A bonsai tree is no different genetically from its full-size brethren. Despite their small size, they function like normal trees. They lose their leaves and needles in autumn, and some varieties even bear fruit. Chris Baker, curator of bonsai at the Chicago Botanic Garden, believes bonsai collections can act as DNA repositories, with the potential to use them for future restoration projects, or to further work to find pest- and disease-resistant varieties of threatened species.
“Institutions can work together to continue to do that work,” he says, “looking for genetic anomalies, or subspecies that are more adapted to certain temperatures. Bonsai can help us find those survivors, and they can be propagated and maybe even reintroduced.”
This creates an opportunity, Easterbrook says, “to try to preserve some of our native species so that our children and grandchildren can see them.”

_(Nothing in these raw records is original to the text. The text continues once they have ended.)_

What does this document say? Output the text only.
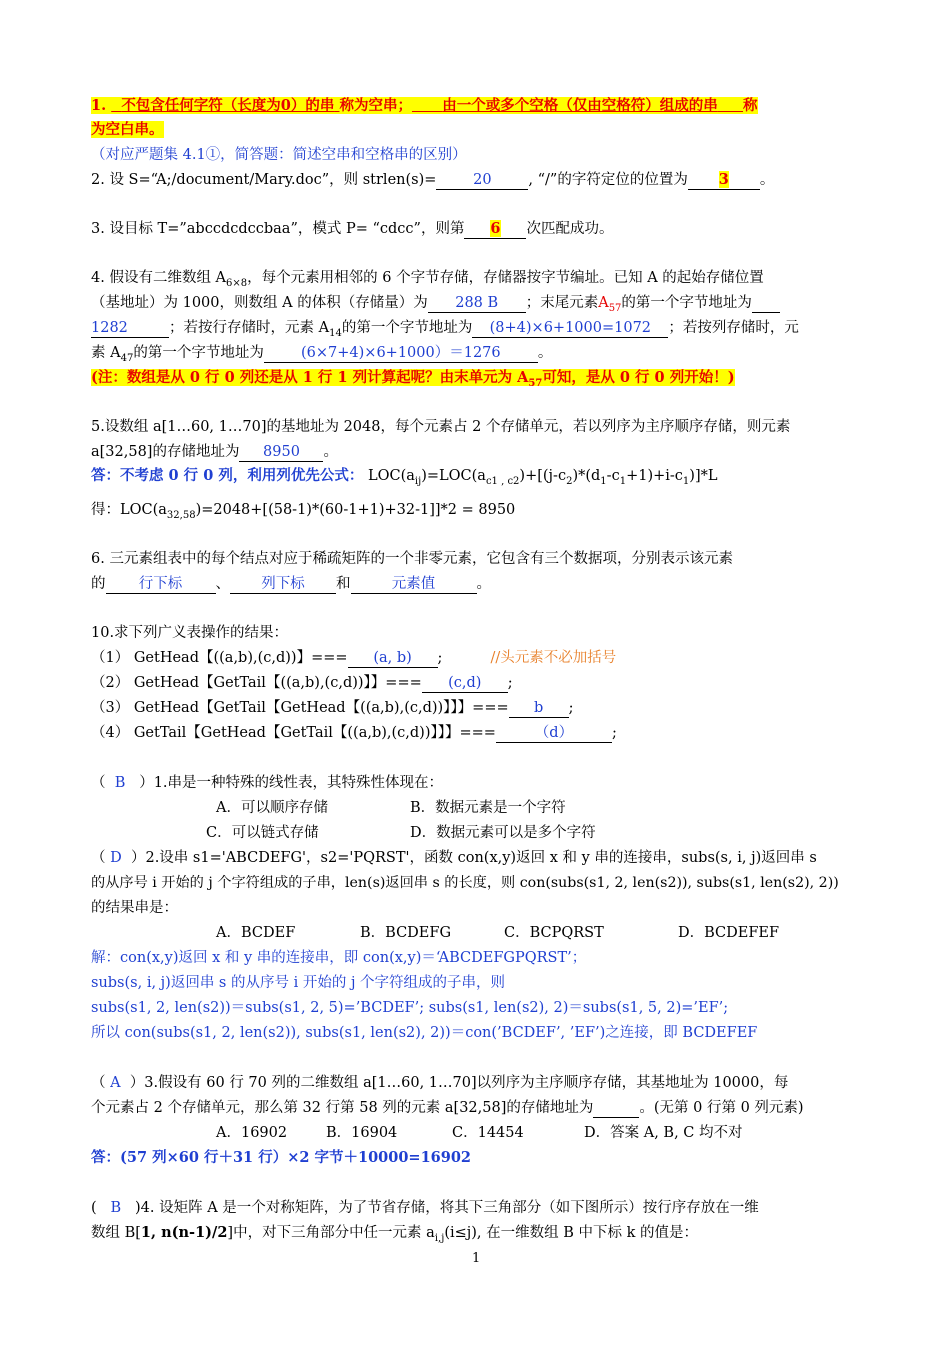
1. 不包含任何字符（长度为0）的串 称为空串； 由一个或多个空格（仅由空格符）组成的串 称
为空白串。
（对应严题集 4.1①，简答题：简述空串和空格串的区别）
2. 设 S=“A;/document/Mary.doc”，则 strlen(s)=	20	, “/”的字符定位的位置为 3 。
3. 设目标 T=”abccdcdccbaa”，模式 P= “cdcc”，则第 6 次匹配成功。
4. 假设有二维数组 $A_{6\times 8}$，每个元素用相邻的 6 个字节存储，存储器按字节编址。已知 A 的起始存储位置
（基地址）为 1000，则数组 A 的体积（存储量）为 288 B ；末尾元素$A_{57}$的第一个字节地址为
1282	；若按行存储时，元素 $A_{14}$的第一个字节地址为 (8+4)×6+1000=1072 ；若按列存储时，元
素 $A_{47}$的第一个字节地址为	(6×7+4)×6+1000）＝1276	。
(注：数组是从 0 行 0 列还是从 1 行 1 列计算起呢？由末单元为 $A_{57}$可知，是从 0 行 0 列开始！)
5.设数组 a[1…60, 1…70]的基地址为 2048，每个元素占 2 个存储单元，若以列序为主序顺序存储，则元素
a[32,58]的存储地址为 8950 。
答：不考虑 0 行 0 列，利用列优先公式： $LOC(a_{ij})=LOC(a_{c1 , c2})+[(j-c_2)*(d_1-c_1+1)+i-c_1)]*L$
得：$LOC(a_{32,58})=2048+[(58-1)*(60-1+1)+32-1]]*2 = 8950$
6. 三元素组表中的每个结点对应于稀疏矩阵的一个非零元素，它包含有三个数据项，分别表示该元素
的 行下标 、 列下标 和	元素值	。
10.求下列广义表操作的结果：
（1） GetHead【((a,b),(c,d))】=== (a, b) ;	//头元素不必加括号
（2） GetHead【GetTail【((a,b),(c,d))】】=== (c,d) ;
（3） GetHead【GetTail【GetHead【((a,b),(c,d))】】】=== b ;
（4） GetTail【GetHead【GetTail【((a,b),(c,d))】】】===	（d）	;
（ B ）1.串是一种特殊的线性表，其特殊性体现在：
A．可以顺序存储	B．数据元素是一个字符
C．可以链式存储	D．数据元素可以是多个字符
（ D ）2.设串 s1='ABCDEFG'，s2='PQRST'，函数 con(x,y)返回 x 和 y 串的连接串，subs(s, i, j)返回串 s
的从序号 i 开始的 j 个字符组成的子串，len(s)返回串 s 的长度，则 con(subs(s1, 2, len(s2)), subs(s1, len(s2), 2))
的结果串是：
A．BCDEF	B．BCDEFG	C．BCPQRST	D．BCDEFEF
解：con(x,y)返回 x 和 y 串的连接串，即 con(x,y)＝‘ABCDEFGPQRST’；
subs(s, i, j)返回串 s 的从序号 i 开始的 j 个字符组成的子串，则
subs(s1, 2, len(s2))＝subs(s1, 2, 5)=’BCDEF’; subs(s1, len(s2), 2)＝subs(s1, 5, 2)=’EF’;
所以 con(subs(s1, 2, len(s2)), subs(s1, len(s2), 2))＝con(’BCDEF’, ’EF’)之连接，即 BCDEFEF
（ A ）3.假设有 60 行 70 列的二维数组 a[1…60, 1…70]以列序为主序顺序存储，其基地址为 10000，每
个元素占 2 个存储单元，那么第 32 行第 58 列的元素 a[32,58]的存储地址为	。(无第 0 行第 0 列元素)
A．16902	B．16904	C．14454	D．答案 A, B, C 均不对
答：(57 列×60 行＋31 行）×2 字节＋10000=16902
( B )4. 设矩阵 A 是一个对称矩阵，为了节省存储，将其下三角部分（如下图所示）按行序存放在一维
数组 B[1, n(n-1)/2]中，对下三角部分中任一元素 $a_{i,j}(i\le j)$, 在一维数组 B 中下标 k 的值是：
1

The art of bonsai was introduced to North America relatively recently, Easterbrook says, “basically after the Second World War. It took a long time for bonsai to become established, and at first people thought a tree could only be a bonsai if it came from Japan.”
In fact, explains Baker, when most people imagine a bonsai tree, they probably picture a commonly used species native to Asia, like some types of juniper, Chinese elm, or Japanese maple or pine.

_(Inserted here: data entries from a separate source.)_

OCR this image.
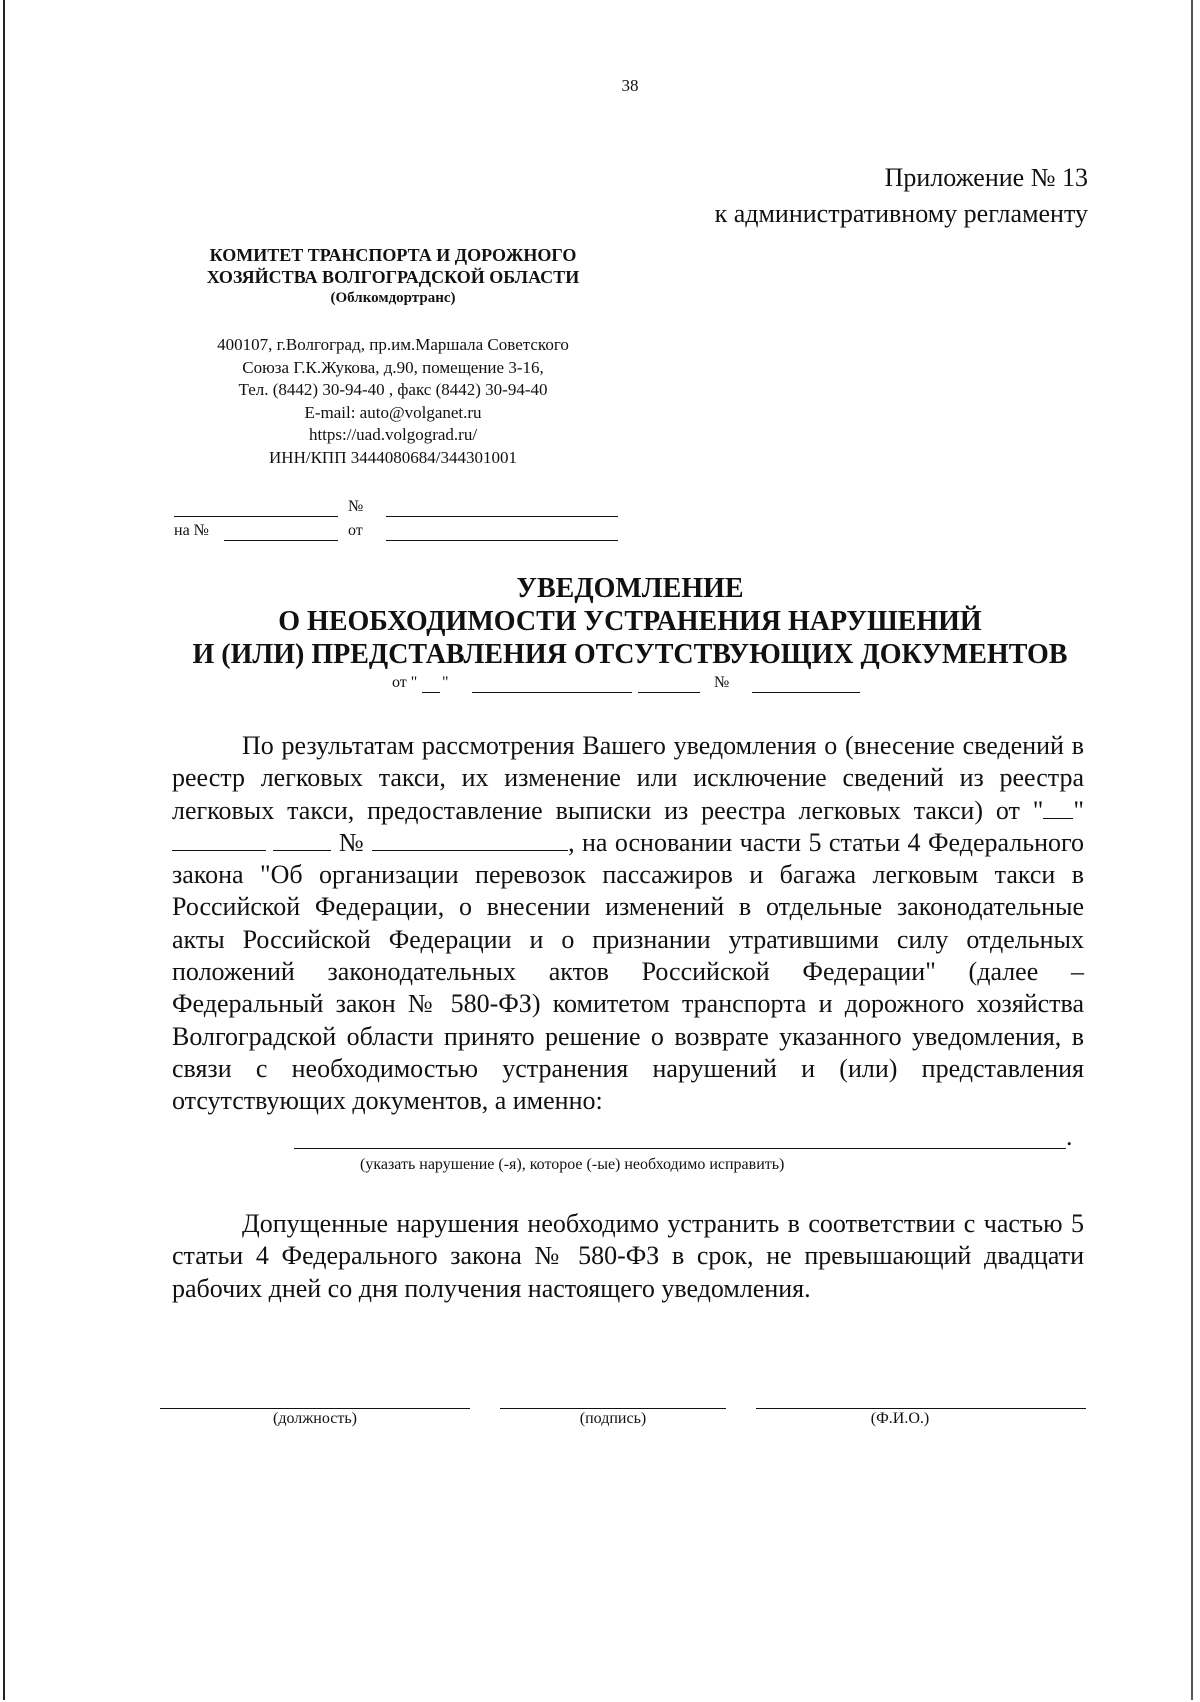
38
Приложение № 13
к административному регламенту
КОМИТЕТ ТРАНСПОРТА И ДОРОЖНОГО
ХОЗЯЙСТВА ВОЛГОГРАДСКОЙ ОБЛАСТИ
(Облкомдортранс)
400107, г.Волгоград, пр.им.Маршала Советского
Союза Г.К.Жукова, д.90, помещение 3-16,
Тел. (8442) 30-94-40 , факс (8442) 30-94-40
E-mail: auto@volganet.ru
https://uad.volgograd.ru/
ИНН/КПП 3444080684/344301001
№
на №	от
УВЕДОМЛЕНИЕ
О НЕОБХОДИМОСТИ УСТРАНЕНИЯ НАРУШЕНИЙ
И (ИЛИ) ПРЕДСТАВЛЕНИЯ ОТСУТСТВУЮЩИХ ДОКУМЕНТОВ
от " "	№
По результатам рассмотрения Вашего уведомления о (внесение сведений в реестр легковых такси, их изменение или исключение сведений из реестра легковых такси, предоставление выписки из реестра легковых такси) от " "   №	, на основании части 5 статьи 4 Федерального закона "Об организации перевозок пассажиров и багажа легковым такси в Российской Федерации, о внесении изменений в отдельные законодательные акты Российской Федерации и о признании утратившими силу отдельных положений законодательных актов Российской Федерации" (далее – Федеральный закон № 580-ФЗ) комитетом транспорта и дорожного хозяйства Волгоградской области принято решение о возврате указанного уведомления, в связи с необходимостью устранения нарушений и (или) представления отсутствующих документов, а именно:
.
(указать нарушение (-я), которое (-ые) необходимо исправить)
Допущенные нарушения необходимо устранить в соответствии с частью 5 статьи 4 Федерального закона № 580-ФЗ в срок, не превышающий двадцати рабочих дней со дня получения настоящего уведомления.
(должность)	(подпись)	(Ф.И.О.)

“But through the years, we’ve begun utilizing more and more of our native species here in North America, and species from other regions throughout the world,” he says. A project at the botanic garden highlights bonsai versions of many of those species, including European olive trees, coastal redwoods, the limber pine and the metasequoia.
“It’s a great opportunity to expose a broad audience to these trees which grow in threatened areas, or that are dying because of climate change,” Baker says. “We’re losing their native environments, and at some point, we’re going to get to where these trees don’t exist in nature anymore. There is going to come a time where certain species might only exist in captivity, if you will.
“In the meantime, not everybody can go walk in Muir Woods [National Monument] on the West Coast,” he adds. “Not everyone can go down south and experience the swamps. But far more people can come to the Chicago Botanic Garden or visit other public and private bonsai collections.”
The trees can act as educational ambassadors, Easterbrook says, offering an opportunity for people to get close to species they might not get to experience otherwise. “I have several American elms in my collection,” he says. “They’ve pretty rapidly disappeared from the landscape because of Dutch elm disease.” He has an American chestnut, which dominated eastern forests until it was almost completely wiped out by an early 20th-century blight. “I’ve often gone to the very far north of Quebec, on the tundra, collecting several-hundred-year-old larch trees,” he says.
And in addition to preserving native species, Easterbrook says, the hobby can help control non-natives. In New York state, where a variety of euonymus (otherwise known as burning bush) has become invasive, “a nature reserve asks bonsai people to go in there and dig them out to use as bonsai,” Easterbrook says.